HK Floating Restaurant, Jumbo, Capsized While Being Towed in the South China Sea

It is one thing to be a once-renowned floating tourist attraction slash restaurant in financial straits, but it’s quite another for it to capsize while it’s being towed away after the business has been deemed too unprofitable.

If you were to read between the lines for subtext, it’s like some kind of divine intervention telling Aberdeen Restaurant Enterprises, the owner of Jumbo, that there’s nothing worth salvaging about this half-century old vessel.

Once Gilded With Luxury and Success

Image: shutterstock.com (Francesco Bonino)

For a quick backstory, the floating restaurant was opened in 1976 by the late casino tycoon Stanley Ho.

Living up to its name, Jumbo was a massive vessel which was designed like a Chinese imperial palace, with jade-green eaves edged with gold and vermillion-lacquered railings, embodying the height of luxury in its glory days.

Reportedly, it cost HK$30 million to build the veritable ship, which is a lot of money back in the 70s.

Undeniably, it is a beautiful piece of architecture, and definitely the sort of extravagant spending you would expect from a casino business tycoon. It’s always the ships.

Of course, back when business was booming and it was seen as a national landmark, everything was smooth sailing, drawing visitors from all around the world, including important figures like Queen Elizabeth II.

Drowning in Financial Woes

But fast forward to March 2020, the restaurant closed down, because the COVID-19 pandemic has repeatedly proven that it’s the bane of all businesses, unless you’re an e-commerce site or something.

According to Operator Melco International Development, the business hasn’t been profitable since 2013, with its accumulated loss exceeding HK$100 million (S$17.7 million) in total. 

The pandemic was really the final straw that broke the camel’s back, since its main source of revenue—tourism—was completely cut off, no thanks to international borders closing and the zero tolerance for COVID-19 policy insisted on Hong Kong by China.

Jumbo also lived up to its name in the worst ways possible; due to its size, it cost millions in maintenance fees every year

The restaurant was a sinking ship that every smart businessman could see from miles away; in fact, when Aberdeen Restaurant Enterprises offered for other business and organisations to take over the restaurant, free-of-charge, all of them declined.

It’s a true testament to how bad business is, when people don’t even want the ship for free. 

Simply Unsalvageable

Hence, it should come as no surprise that Aberdeen Restaurant Enterprises announced that Jumbo would be leaving Hong Kong and await a new operator at an undisclosed location last month, just before its licence expiration in June.

There’s no point being moored on Hong Kong’s shores and wasting more money if there’s no business to be had, after all.

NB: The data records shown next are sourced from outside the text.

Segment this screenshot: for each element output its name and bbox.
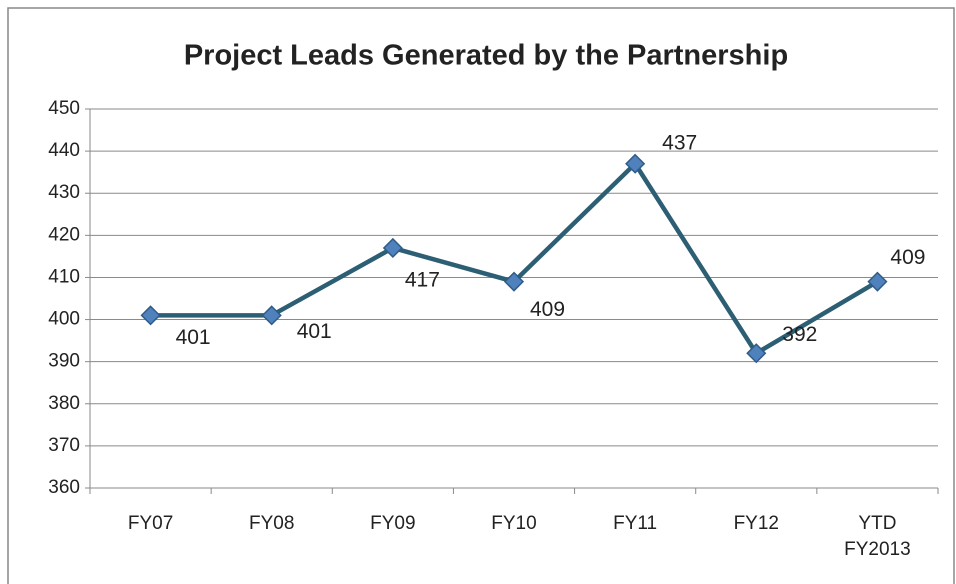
data-label: 437 <box>662 131 697 154</box>
data-label: 409 <box>530 298 565 321</box>
data-point <box>382 237 403 259</box>
data-label: 401 <box>176 326 211 349</box>
x-tick-label: YTD FY2013 <box>844 513 911 560</box>
y-tick-label: 400 <box>48 309 80 330</box>
y-tick-label: 360 <box>48 477 80 498</box>
y-tick-label: 440 <box>48 140 80 161</box>
y-tick-label: 370 <box>48 435 80 456</box>
x-tick-label: FY07 <box>127 513 174 534</box>
data-label: 409 <box>890 246 925 269</box>
chart-title: Project Leads Generated by the Partnersh… <box>184 40 788 72</box>
data-point <box>261 305 282 326</box>
x-tick-label: FY12 <box>733 513 779 534</box>
data-point <box>140 305 161 326</box>
chart-border <box>7 7 955 584</box>
y-tick-label: 380 <box>48 393 80 414</box>
x-tick-label: FY09 <box>370 513 416 534</box>
data-point <box>867 271 888 292</box>
data-point <box>746 343 767 364</box>
y-tick-label: 390 <box>48 351 80 372</box>
data-point <box>625 153 646 174</box>
y-tick-label: 450 <box>48 98 80 119</box>
data-label: 392 <box>782 323 817 346</box>
x-tick-label: FY08 <box>248 513 295 534</box>
y-tick-label: 430 <box>48 182 80 203</box>
data-point <box>503 271 525 292</box>
y-tick-label: 410 <box>48 266 80 287</box>
data-label: 417 <box>405 269 440 292</box>
data-label: 401 <box>297 320 332 343</box>
x-tick-label: FY10 <box>491 513 537 534</box>
y-tick-label: 420 <box>48 224 80 245</box>
x-tick-label: FY11 <box>613 513 658 534</box>
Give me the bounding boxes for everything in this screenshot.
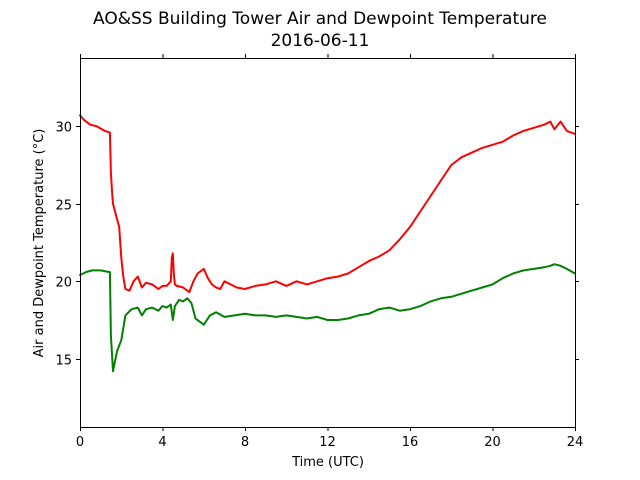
x-tick-label: 24 xyxy=(567,435,584,450)
y-tick-label: 20 xyxy=(55,276,72,291)
x-tick-label: 0 xyxy=(76,435,84,450)
x-tick-label: 4 xyxy=(158,435,166,450)
chart-subtitle: 2016-06-11 xyxy=(271,31,370,51)
y-tick-label: 15 xyxy=(55,354,72,369)
dewpoint-temperature-line xyxy=(79,263,576,373)
x-tick-label: 12 xyxy=(319,435,336,450)
tick-layer: 0 4 8 12 16 20 24 15 20 25 30 xyxy=(55,54,583,450)
air-temperature-line xyxy=(79,114,576,294)
x-tick-label: 16 xyxy=(402,435,419,450)
x-tick-label: 20 xyxy=(484,435,501,450)
series-layer xyxy=(79,114,576,373)
x-tick-label: 8 xyxy=(241,435,249,450)
chart-title: AO&SS Building Tower Air and Dewpoint Te… xyxy=(93,9,547,29)
plot-frame xyxy=(80,58,576,428)
y-axis-label: Air and Dewpoint Temperature (°C) xyxy=(32,129,47,358)
x-axis-label: Time (UTC) xyxy=(291,455,364,470)
y-tick-label: 25 xyxy=(55,199,72,214)
y-tick-label: 30 xyxy=(55,121,72,136)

Last Tuesday (14 Jun), the floating restaurant set off shortly before noon from the southern Hong Kong Island typhoon shelter, where it had stayed for nearly 50 years.

Five days after it was towed away, Jumbo capsized in the Southern China Sea, near the Paracel Islands due to “adverse conditions”.

Worse, its parent company said in a statement on Monday (20 Jun) that salvaging the wreckage would be “extremely difficult” as the water depth at the accident site is over 1,000m.

Though Aberdeen Restaurant Enterprises were “very saddened by the incident”, it’s a phrasing I would accept with a grain of salt, because the sea has just conveniently rid them of a drifting white elephant, leaving it to become the plaything of sea-floor marine animals… Where it might see more use, actually?

Some day, National Geographic should do a sea expedition to see what has become of the shipwreck.

Fortunately, there were no casualties during the accident.

In the parent company’s statement, they wrote that they had hired engineers to inspect the restaurant and install the necessary hoardings for the long trip, and acquired all the relevant approvals for the towing.

In other terms, they’re saying they took all the preventative measures, and it’s not their fault Jumbo sank like the Titanic.

Response from the Hong Kongers

For the city’s residents, Jumbo’s departure from its shores was met with regret and nostalgia.

Some of them even tapped into their poeticism, citing that the floating palace—a symbol of old luxury and glory—sailing across a charcoal grey ocean towards the horizon is an appropriate metaphor for Hong Kong’s future.

… Then the vessel capsized.

Talk about bleak?

Nonetheless, the shackle fits; ever since Hong Kong has been returned to China’s jurisdiction, its status as an international hub has been shaken, and the harsh pandemic restrictions imposed onto the city has only worsened the situation.

And that’s to say nothing of the internal dissent from the Hong Kongers that is slowly but surely being quelled by the stifling security laws that Beijing has put in place.

Whatever Hong Kong’s Jumbo was in the past, is now a heavy and mourned relic lying at the bottom of the sea.